Gold Medal Forum Winner. Unfractionated heparin three times a day versus enoxaparin in the prevention of deep vein thrombosis in trauma patients

Joshua D Arnold, Benjamin W Dart, Donald E Barker, Robert A Maxwell, Hans C Burkholder, Vicente A Mejia, Philip W Smith, Joy M Longley
American Surgeon 2010, 76 (6): 563-70
Venous thromboembolic disease is a significant source of morbidity and mortality in hospitalized trauma patients. Multiple drugs and dosing regimens have been suggested for pharmacoprophylaxis. In this study, we compared efficacy, complications, and cost of unfractionated heparin administered subcutaneously three times a day with standard-dosed enoxaparin for prophylaxis of deep venous thrombosis (DVT) in adult trauma patients over 1 year. Patients admitted for greater than 72 hours who received pharmacoprophylaxis as part of a comprehensive DVT protocol were included.

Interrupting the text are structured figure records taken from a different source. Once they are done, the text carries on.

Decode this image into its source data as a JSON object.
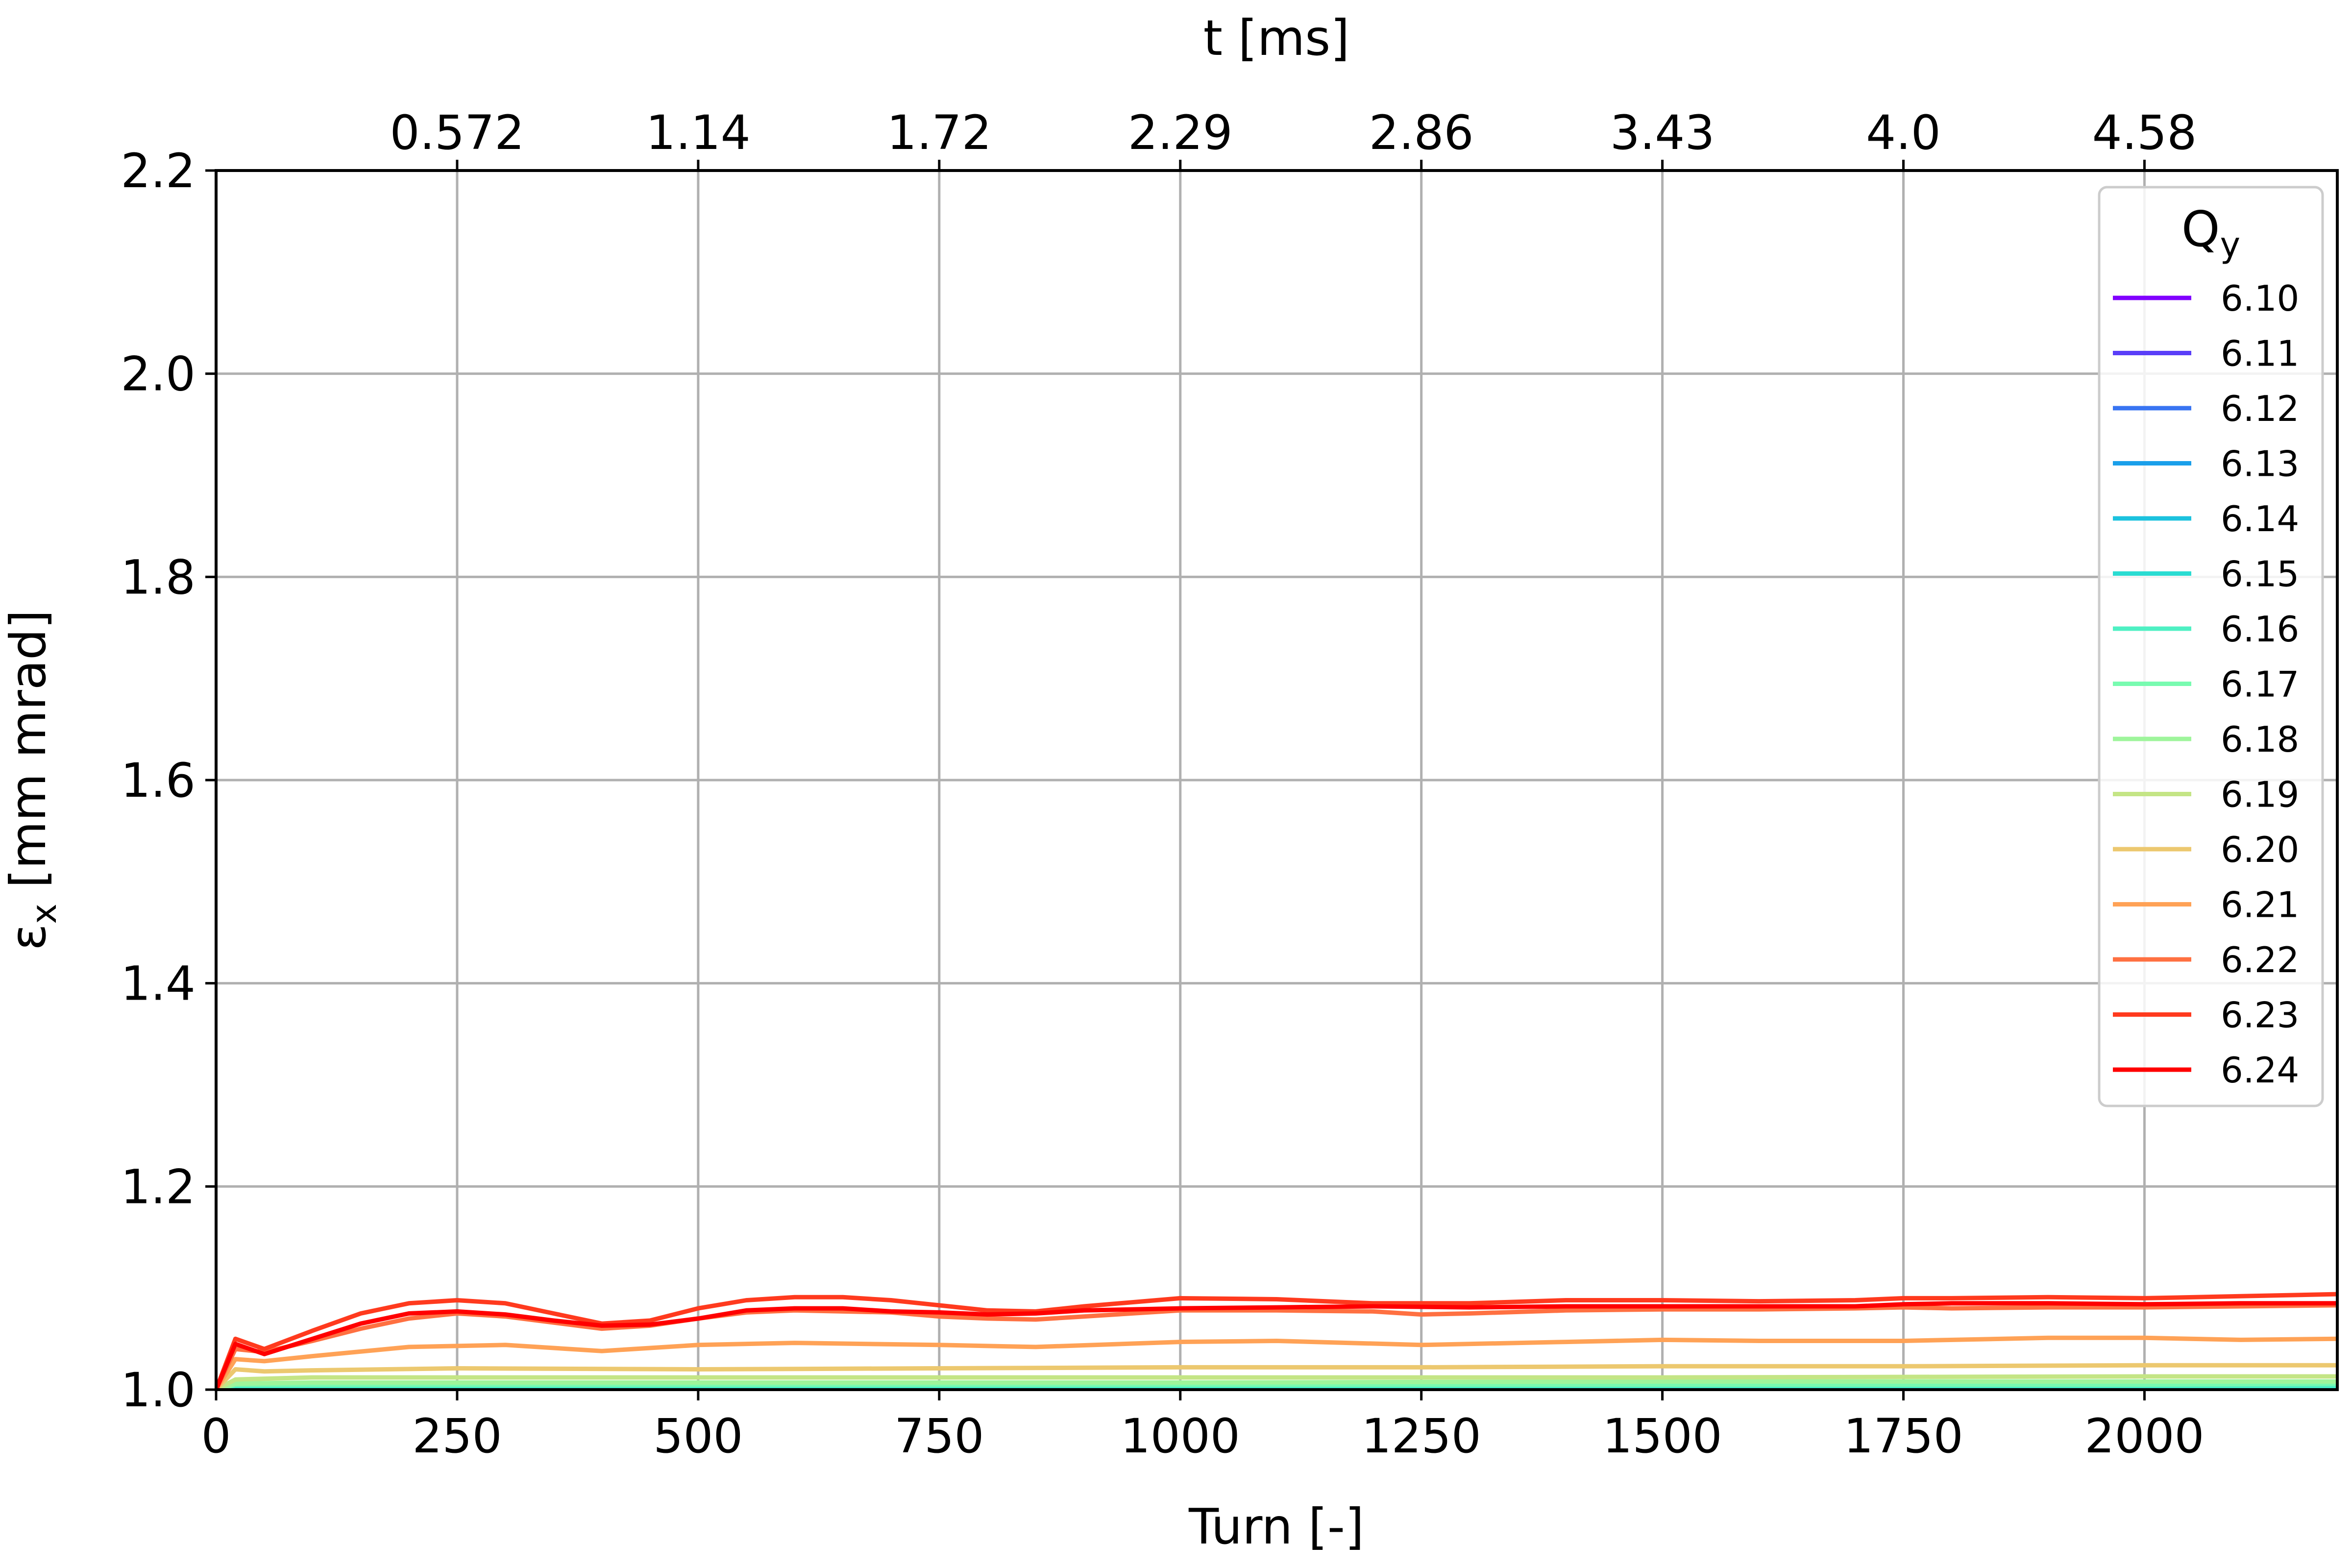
{
  "chart_data": {
    "type": "line",
    "xlabel": "Turn [-]",
    "ylabel": "εx [mm mrad]",
    "ylabel_main": "ε",
    "ylabel_sub": "x",
    "ylabel_rest": " [mm mrad]",
    "top_xlabel": "t [ms]",
    "xlim": [
      0,
      2200
    ],
    "ylim": [
      1.0,
      2.2
    ],
    "grid": true,
    "xticks": [
      0,
      250,
      500,
      750,
      1000,
      1250,
      1500,
      1750,
      2000
    ],
    "xtick_labels": [
      "0",
      "250",
      "500",
      "750",
      "1000",
      "1250",
      "1500",
      "1750",
      "2000"
    ],
    "yticks": [
      1.0,
      1.2,
      1.4,
      1.6,
      1.8,
      2.0,
      2.2
    ],
    "ytick_labels": [
      "1.0",
      "1.2",
      "1.4",
      "1.6",
      "1.8",
      "2.0",
      "2.2"
    ],
    "top_xticks": [
      250,
      500,
      750,
      1000,
      1250,
      1500,
      1750,
      2000
    ],
    "top_xtick_labels": [
      "0.572",
      "1.14",
      "1.72",
      "2.29",
      "2.86",
      "3.43",
      "4.0",
      "4.58"
    ],
    "legend": {
      "title": "Qy",
      "title_main": "Q",
      "title_sub": "y",
      "placement": "top-right"
    },
    "series": [
      {
        "name": "6.10",
        "color": "#8000ff",
        "x": [
          0,
          20,
          100,
          500,
          1000,
          1500,
          2000,
          2200
        ],
        "y": [
          1.0,
          1.0,
          1.0,
          1.0,
          1.0,
          1.0,
          1.0,
          1.0
        ]
      },
      {
        "name": "6.11",
        "color": "#5a3ef8",
        "x": [
          0,
          20,
          100,
          500,
          1000,
          1500,
          2000,
          2200
        ],
        "y": [
          1.0,
          1.0,
          1.0,
          1.0,
          1.0,
          1.0,
          1.0,
          1.0
        ]
      },
      {
        "name": "6.12",
        "color": "#3874f2",
        "x": [
          0,
          20,
          100,
          500,
          1000,
          1500,
          2000,
          2200
        ],
        "y": [
          1.0,
          1.0,
          1.0,
          1.0,
          1.0,
          1.0,
          1.0,
          1.0
        ]
      },
      {
        "name": "6.13",
        "color": "#1a9fea",
        "x": [
          0,
          20,
          100,
          500,
          1000,
          1500,
          2000,
          2200
        ],
        "y": [
          1.0,
          1.001,
          1.001,
          1.001,
          1.001,
          1.001,
          1.001,
          1.001
        ]
      },
      {
        "name": "6.14",
        "color": "#1bc2de",
        "x": [
          0,
          20,
          100,
          500,
          1000,
          1500,
          2000,
          2200
        ],
        "y": [
          1.0,
          1.002,
          1.002,
          1.002,
          1.002,
          1.002,
          1.002,
          1.002
        ]
      },
      {
        "name": "6.15",
        "color": "#2adcd2",
        "x": [
          0,
          20,
          100,
          500,
          1000,
          1500,
          2000,
          2200
        ],
        "y": [
          1.0,
          1.003,
          1.003,
          1.003,
          1.003,
          1.003,
          1.003,
          1.003
        ]
      },
      {
        "name": "6.16",
        "color": "#4ef0c3",
        "x": [
          0,
          20,
          100,
          500,
          1000,
          1500,
          2000,
          2200
        ],
        "y": [
          1.0,
          1.004,
          1.004,
          1.004,
          1.004,
          1.004,
          1.004,
          1.004
        ]
      },
      {
        "name": "6.17",
        "color": "#78fbb0",
        "x": [
          0,
          20,
          100,
          500,
          1000,
          1500,
          2000,
          2200
        ],
        "y": [
          1.0,
          1.005,
          1.005,
          1.005,
          1.005,
          1.005,
          1.005,
          1.006
        ]
      },
      {
        "name": "6.18",
        "color": "#9ef59b",
        "x": [
          0,
          20,
          100,
          500,
          1000,
          1500,
          2000,
          2200
        ],
        "y": [
          1.0,
          1.006,
          1.007,
          1.007,
          1.007,
          1.008,
          1.008,
          1.008
        ]
      },
      {
        "name": "6.19",
        "color": "#c4e585",
        "x": [
          0,
          20,
          100,
          500,
          1000,
          1500,
          2000,
          2200
        ],
        "y": [
          1.0,
          1.01,
          1.012,
          1.012,
          1.012,
          1.012,
          1.013,
          1.013
        ]
      },
      {
        "name": "6.20",
        "color": "#ecc86f",
        "x": [
          0,
          20,
          50,
          100,
          250,
          500,
          750,
          1000,
          1250,
          1500,
          1750,
          2000,
          2200
        ],
        "y": [
          1.0,
          1.02,
          1.018,
          1.019,
          1.021,
          1.02,
          1.021,
          1.022,
          1.022,
          1.023,
          1.023,
          1.024,
          1.024
        ]
      },
      {
        "name": "6.21",
        "color": "#ffa256",
        "x": [
          0,
          20,
          50,
          100,
          200,
          300,
          400,
          500,
          600,
          750,
          850,
          1000,
          1100,
          1250,
          1400,
          1500,
          1600,
          1750,
          1900,
          2000,
          2100,
          2200
        ],
        "y": [
          1.0,
          1.03,
          1.028,
          1.033,
          1.042,
          1.044,
          1.038,
          1.044,
          1.046,
          1.044,
          1.042,
          1.047,
          1.048,
          1.044,
          1.047,
          1.049,
          1.048,
          1.048,
          1.051,
          1.051,
          1.049,
          1.05
        ]
      },
      {
        "name": "6.22",
        "color": "#ff7041",
        "x": [
          0,
          20,
          50,
          100,
          150,
          200,
          250,
          300,
          350,
          400,
          450,
          500,
          550,
          600,
          700,
          750,
          800,
          850,
          900,
          1000,
          1100,
          1200,
          1250,
          1300,
          1400,
          1500,
          1600,
          1700,
          1750,
          1800,
          1900,
          2000,
          2100,
          2200
        ],
        "y": [
          1.0,
          1.04,
          1.037,
          1.048,
          1.06,
          1.07,
          1.075,
          1.072,
          1.066,
          1.06,
          1.063,
          1.07,
          1.076,
          1.078,
          1.076,
          1.072,
          1.07,
          1.069,
          1.072,
          1.078,
          1.078,
          1.077,
          1.074,
          1.075,
          1.078,
          1.079,
          1.079,
          1.08,
          1.081,
          1.08,
          1.081,
          1.081,
          1.082,
          1.083
        ]
      },
      {
        "name": "6.23",
        "color": "#ff3a1e",
        "x": [
          0,
          20,
          50,
          100,
          150,
          200,
          250,
          300,
          350,
          400,
          450,
          500,
          550,
          600,
          650,
          700,
          750,
          800,
          850,
          900,
          1000,
          1100,
          1200,
          1300,
          1400,
          1500,
          1600,
          1700,
          1750,
          1800,
          1900,
          2000,
          2100,
          2200
        ],
        "y": [
          1.0,
          1.05,
          1.04,
          1.058,
          1.075,
          1.085,
          1.088,
          1.085,
          1.075,
          1.065,
          1.068,
          1.08,
          1.088,
          1.091,
          1.091,
          1.088,
          1.083,
          1.078,
          1.077,
          1.082,
          1.09,
          1.089,
          1.085,
          1.085,
          1.088,
          1.088,
          1.087,
          1.088,
          1.09,
          1.09,
          1.091,
          1.09,
          1.092,
          1.094
        ]
      },
      {
        "name": "6.24",
        "color": "#ff0000",
        "x": [
          0,
          20,
          50,
          100,
          150,
          200,
          250,
          300,
          350,
          400,
          450,
          500,
          550,
          600,
          650,
          700,
          750,
          800,
          850,
          900,
          1000,
          1100,
          1200,
          1300,
          1400,
          1500,
          1600,
          1700,
          1750,
          1800,
          1900,
          2000,
          2100,
          2200
        ],
        "y": [
          1.0,
          1.045,
          1.035,
          1.05,
          1.065,
          1.075,
          1.077,
          1.074,
          1.068,
          1.063,
          1.064,
          1.07,
          1.078,
          1.08,
          1.08,
          1.077,
          1.076,
          1.074,
          1.075,
          1.078,
          1.08,
          1.081,
          1.082,
          1.081,
          1.082,
          1.082,
          1.082,
          1.082,
          1.084,
          1.085,
          1.085,
          1.084,
          1.085,
          1.085
        ]
      }
    ]
  }
}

A change was made in the protocol from enoxaparin (30 mg twice a day or 40 mg per day) to heparin (5000 U three times a day) at midyear. Surveillance lower extremity venous ultrasound was performed according to established institutional guidelines. Data, including demographics, associated injuries, complications, and cost, were collected and analyzed. Four hundred seventy-six patients met inclusion criteria. Two hundred thirty-seven (49.8%) patients received enoxaparin and 239 (50.2%) received heparin. Proximal lower extremity DVTs were detected in 16 (6.75%) patients in the enoxaparin group and 17 (7.11%) in the heparin group (P = 0.999). Risk factors for DVT in these patients included spinal cord injury (P = 0.001) and closed head injury (P = 0.031). There was no difference between the incidence of pulmonary emboli and bleeding. There was an estimated yearly pharmacy cost savings of $135,606. In trauma patients, subcutaneous heparin dosed three times a day may be as effective as standard-dosed enoxaparin for prophylaxis of venous thromboembolism without increased complications. Heparin three times a day for venous thromboembolism prophylaxis was associated with significant pharmaceutical cost savings.